Sunumun çıkış noktası, açık kültürün en önemli aktörlerinden olan kültür-sanat kurumlarının dijital koleksiyonlarını tüm potansiyeli ile kullanabiliyor muyuz sorusunu irdelemekti. Burada idealize edilen potansiyel kullanım, kapalı mekan ve sistemlere sıkışıp kalmayan, herkes tarafından erişilebilir, yeniden kullanılabilir, evrensel ilke ve standartlara uygun bir altyapıya sahip, özgün ve çok çeşitli hizmetleri sunmaya elverişli dijital koleksiyonlar ile mümkün. Sunumun çatısını ise yaratıcılığı ve inovasyonu besleyen yeniden kullanılabilirlik (reusability) ilkesi ve bunu mümkün kılan Creative Commons açık lisansları ile teknik altyapı gereksinimleri oluşturuyor.
Galeriler, kütüphaneler, arşivler ve müzeler (GKAM) kültürel miras kaynaklarına erişim sağlayan kurumlardır. Açık kültür ise entelektüel ve sanatsal kültürel miras kaynaklarına ücretsiz ve minimum veya hiçbir telif kısıtlaması olmaksızın erişilen bir yapıyı ifade eder. Buradaki ‘erişim’ eyleminin kapsamı ve şekli büyük önem taşımaktadır. Bugün entelektüel ve sanatsal eserlere kamunun bu şekilde sınırsız erişiminin önündeki en büyük engellerden ikisi telif hakları düzenlemeleri ve kültürel değişimin zorluğu olarak karşımıza çıkıyor.

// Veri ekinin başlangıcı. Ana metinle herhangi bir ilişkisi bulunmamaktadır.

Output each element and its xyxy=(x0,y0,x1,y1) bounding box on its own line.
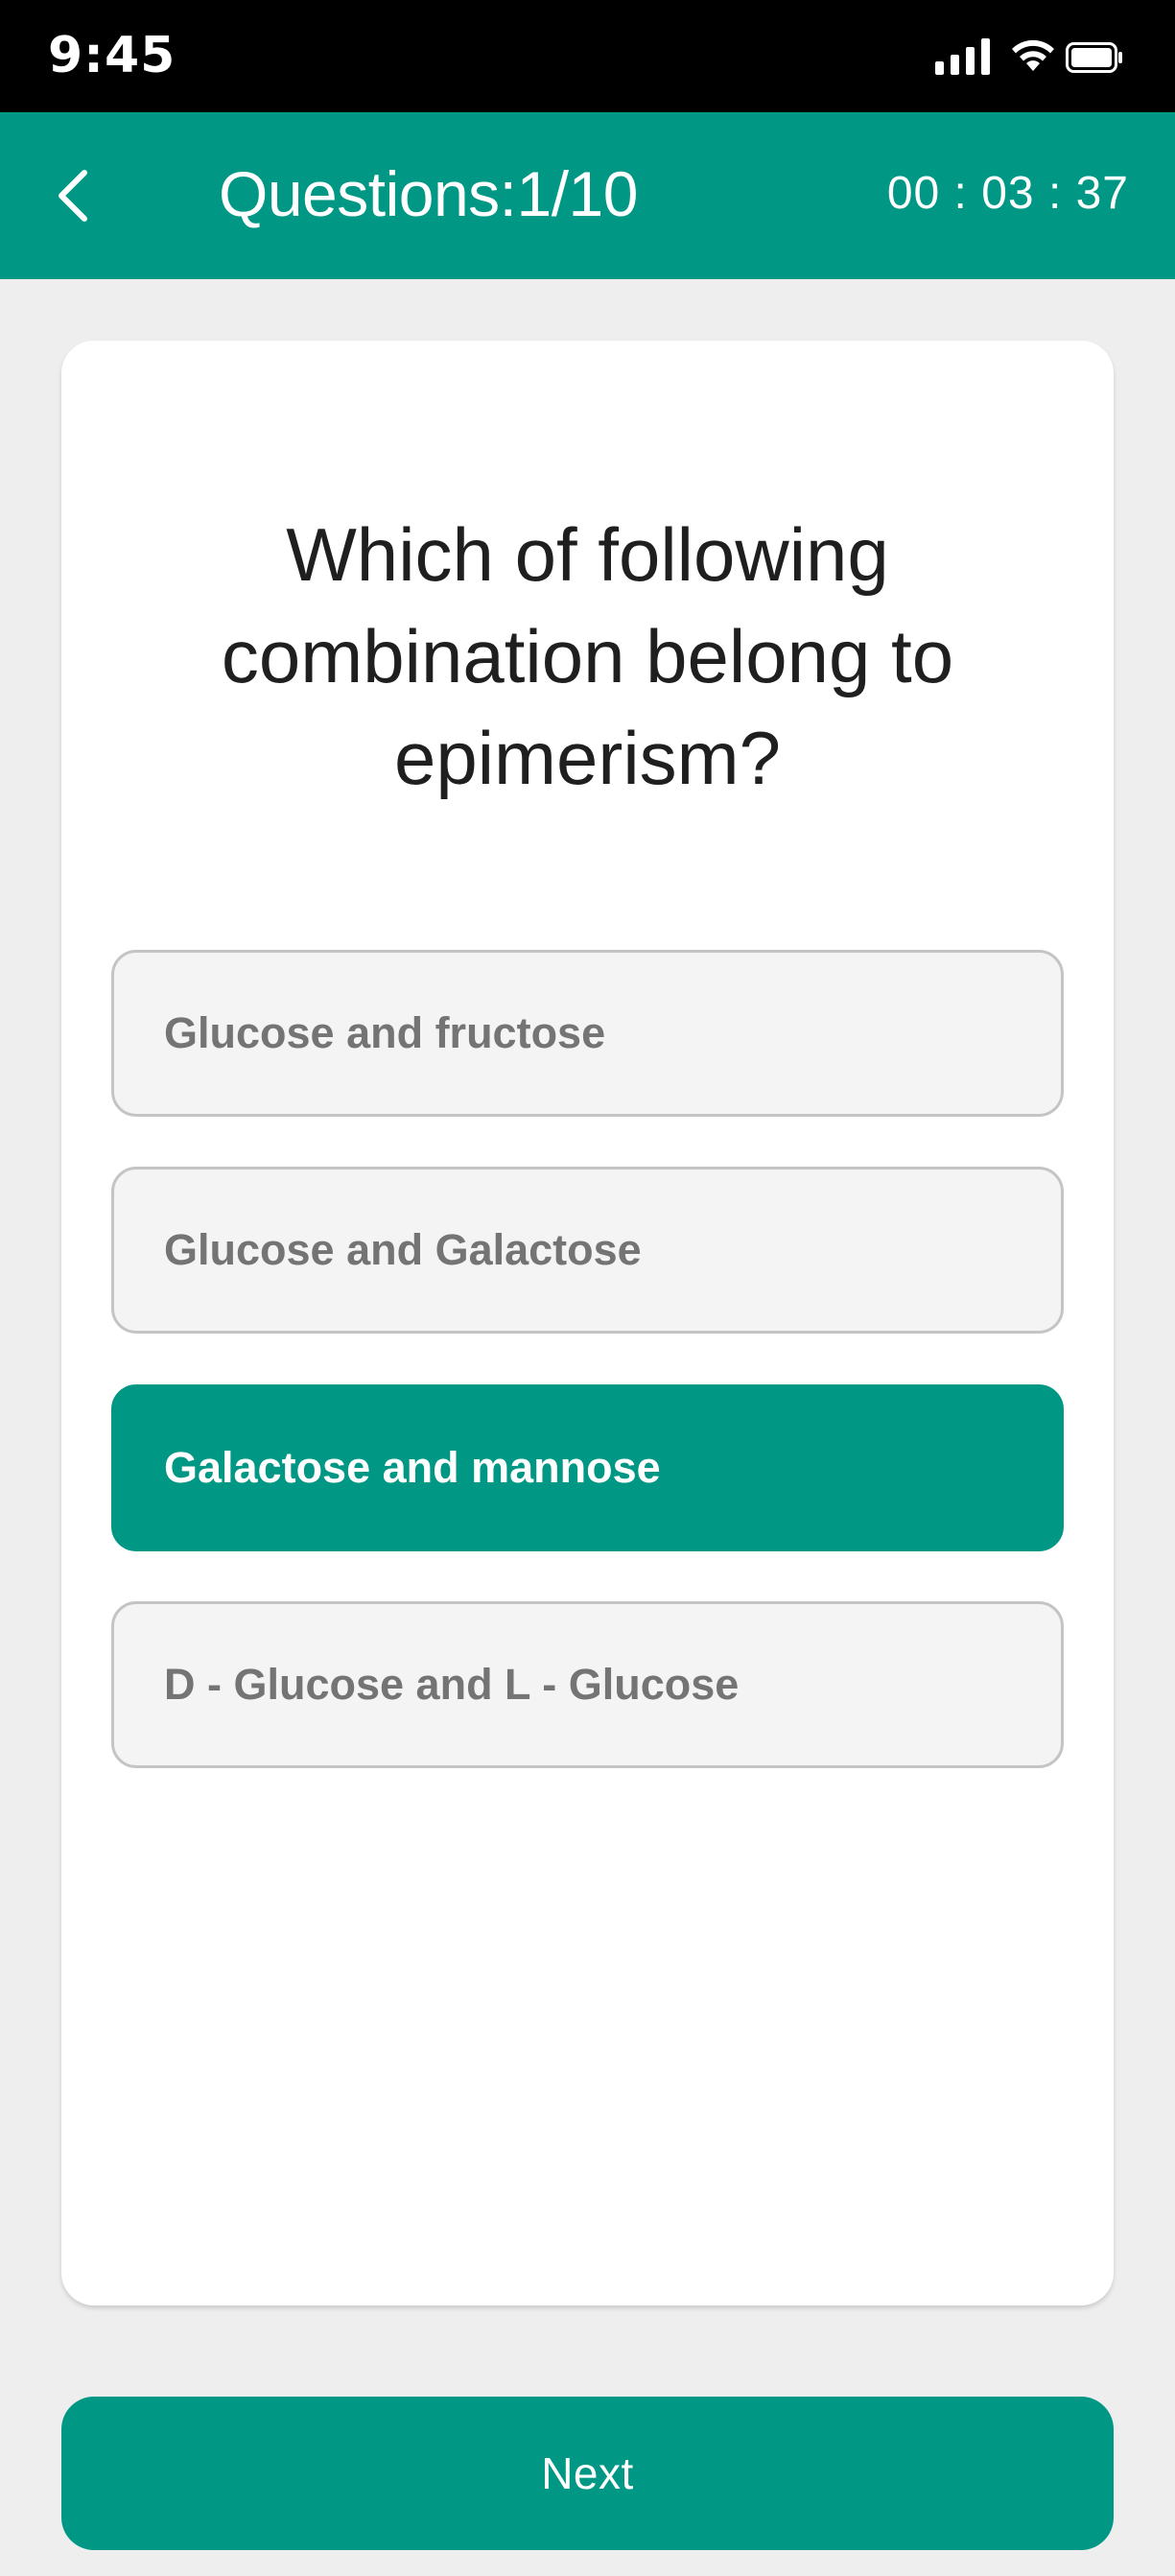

Telif hakları kişinin yaratıcılığından doğan haklarını korumak ve desteklemek için ortaya çıkan bir olgu olmasına rağmen, bugünün dünyasında yaratıcılığı en çok kısıtlayan nedenlerden biri haline gelmiştir. Yalnızca ülkemiz değil, dünyanın pek çok ülkesi 1950’lerin ürünü olan telif hakları kanunları ile yönetilirken, günü yakalayamayan bu telif kanunlarının yarattığı ekosistem, bizi bu köhnemiş çarkları hala döndürmeye zorluyor. Açık kültürün temelini oluşturan kamunun bilgiye ve kültürel mirasa erişiminin, zamanı yakalayamayan bu yasal yapılardan dolayı kısıtlandığını görüyoruz.

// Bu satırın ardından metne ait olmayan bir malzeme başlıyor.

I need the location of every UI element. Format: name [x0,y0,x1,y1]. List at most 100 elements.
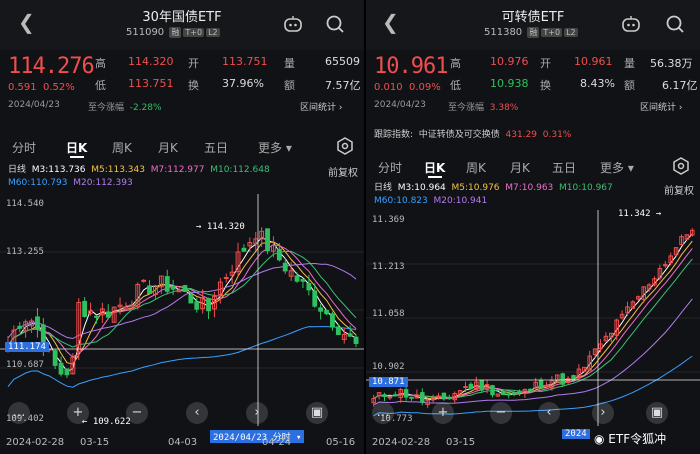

Mevcut kanunların karşısında durarak değil ancak yaratıcılığı teşvik edici hareketleri, mevcut yapı ile birlikte çalışan alternatif mekanizmaları sahiplenerek, gündelik yaşamımıza, işimize, çevremize yansıtarak, sınırlarını genişletebildiğimiz ölçüde desteklemeliyiz. Bu da elbette kültürel bir değişimi gerektiriyor. Bu kültürel değişimin bir parçası olarak, telif hakları kanunlarını modernleştirme çabalarına telif hakları reformu deniyor. Örneğin istisnaların neler olduğu, teknolojinin sağladığı faydaların kanunlara yansıması, kamu yararına olan içeriklere kısıtlama olmaksızın erişilebilmesi gibi pek çok konuda, özellikle son yıllarda yoğun lobi faaliyetleri sürdürülüyor. Bu konuda Avrupa’da aktif çalışan organizasyonlardan biri Communia. Communia, politika düzeyinde kamu malı eserlerin alanının genişletilmesi, kültür ve bilgiye erişimin ve yeniden kullanımının artması için çalışan bir sivil toplum kuruluşu. Communia ve benzeri organizasyonların uzun soluklu çalışmaları sonucunda, geçtiğimiz haftalarda Avrupa Parlamentosu’nda oylanan yeni telif hakları yönetmeliği yürürlüğe girdi ve CC BY atıf lisansı ve CC0 public domain lisanslarının kullanımını resmi olarak yönetmeliğe yansıttı. Onaylanan yönetmelik internette paylaşımı kısıtlayıcı negatif başka öğeler getirmiş olsa da kültür mirası eserlerin ve kamu sektöründe üretilen bilgi için açık lisansları benimsemesi açısından oldukça olumlu bir gelişme. AB’ye aday üye ülke konumunda olduğumuz için bu gelişmelerin bizleri de etkileyeceğini düşünmekte fayda var.
Telif hakları reformuna hem dünyada hem yerelde büyük ihtiyaç var. Ve kültür sanat kurumları bu reform ihtiyacının en büyük savunucularından ve aktif oyuncularından biri olmalı.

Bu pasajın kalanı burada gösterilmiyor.